Dicha estrategia se complementa con la ofensiva geoeconómica que lleva adelante Washington en la región: restringir mercados para los productos de China a través de acuerdos o marco comerciales entre Estados Unidos y los pujantes países del Asia-Pacífico. Tal vez, el propósito también apunta a impactar la economía china antes que la misma se revitalice con el impulso de la ruta de la seda euroasiática, una estrategia de Pekín que la “aleja” de las provocaciones estadounidenses en la región del Asia-Pacífico. 

 

En breve, ante Rusia y China, Estados Unidos se manifiesta decidido a aplicar estrategias de primacías sobre enfoques centrados en el equilibrio y la seguridad inseparable. Con el primero lo viene haciendo hace tiempo, al punto que quizá la guerra fue el resultado del uso de la técnica más riesgosa de poder. A juzgar por los hechos, ante China también predomina un enfoque que busca reducir la influencia de Pekín a través de una proyección de poder firme en su entorno, e incluso se muestra dispuesto a desafiarla militarmente si es necesario. 

 

La experiencia nos dice que es arriesgado sostener enfoques de primacía por largo tiempo. Una de las pocas lecciones del realismo es que la concentración excesiva de poder por parte de un actor acaba siendo retada por la acción de otros en ascenso. Como bien advierte John Mearsheimer, hace un cuarto de siglo Estados Unidos estuvo en condiciones de restringir o demorar el ascenso de China controlando, por caso, las exportaciones de tecnologías sofisticadas al país asiático. Pero no lo hizo porque predominó entonces el triunfalismo liberal: “No hay un ejemplo comparable de una gran potencia que fomente activamente el surgimiento de un competidor par”. Concluye el experto que hoy es tarde para ralentizar el crecimiento chino. 

 

Frente a Rusia, sin duda que el prestigio internacional de este país quedó dañado. Pero si el propósito era lograr impactar el frente socio-económico y, por tanto, el frente político con el fin de un posible desplazamiento de Putin por una elite propensa a occidentalizar la política externa rusa, ello no solo no se ha logrado, sino que posiblemente las relación ruso-china se afiance más en los próximos tiempos. 

 

Estados Unidos continuará siendo el único país grande, rico y estratégico del mundo, pero no por siempre.
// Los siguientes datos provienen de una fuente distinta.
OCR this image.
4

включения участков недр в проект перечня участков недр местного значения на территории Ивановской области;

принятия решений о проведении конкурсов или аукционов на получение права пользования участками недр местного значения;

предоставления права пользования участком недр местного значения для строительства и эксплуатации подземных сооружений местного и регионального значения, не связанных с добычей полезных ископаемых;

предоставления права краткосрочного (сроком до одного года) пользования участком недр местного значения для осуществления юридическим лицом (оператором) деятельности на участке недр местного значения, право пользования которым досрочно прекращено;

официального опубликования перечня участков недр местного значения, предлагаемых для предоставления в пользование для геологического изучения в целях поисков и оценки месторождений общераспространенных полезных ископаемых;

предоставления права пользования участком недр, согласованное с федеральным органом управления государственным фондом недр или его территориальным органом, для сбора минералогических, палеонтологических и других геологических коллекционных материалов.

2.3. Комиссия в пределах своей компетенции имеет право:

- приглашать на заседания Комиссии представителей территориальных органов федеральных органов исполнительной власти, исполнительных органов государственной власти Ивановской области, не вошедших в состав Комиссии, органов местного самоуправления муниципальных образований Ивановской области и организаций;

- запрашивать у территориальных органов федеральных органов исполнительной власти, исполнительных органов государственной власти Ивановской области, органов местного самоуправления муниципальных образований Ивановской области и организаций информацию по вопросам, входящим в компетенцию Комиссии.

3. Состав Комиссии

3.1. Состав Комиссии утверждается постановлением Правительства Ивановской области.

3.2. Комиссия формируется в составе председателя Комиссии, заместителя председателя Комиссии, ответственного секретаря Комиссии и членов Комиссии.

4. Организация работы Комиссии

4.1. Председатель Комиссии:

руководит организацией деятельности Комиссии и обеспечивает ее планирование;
China se ha fijado plazos relativos con el ascenso de su poder militar, y su proyección de poder blando le ha permitido “colonizar” buena parte de los bienes públicos internacionales creados por Estados Unidos en 1945.  

 

En este contexto, persistir con un enfoque de supremacía en un mundo donde la estructura de poder está cambiando, y donde hay cuestiones domésticas que requieren atención tras el vendaval de la pandemia y las secuelas de la guerra, implica un alto riesgo, no solo para el “pacificador ofensivo”, sino para la seguridad internacional.   

 

La diagonal del consenso y el equilibrio no implica ninguna señal de apaciguamiento, y hoy es más necesaria que nunca si queremos evitar un nuevo siglo de perturbaciones y escenarios desconocidos.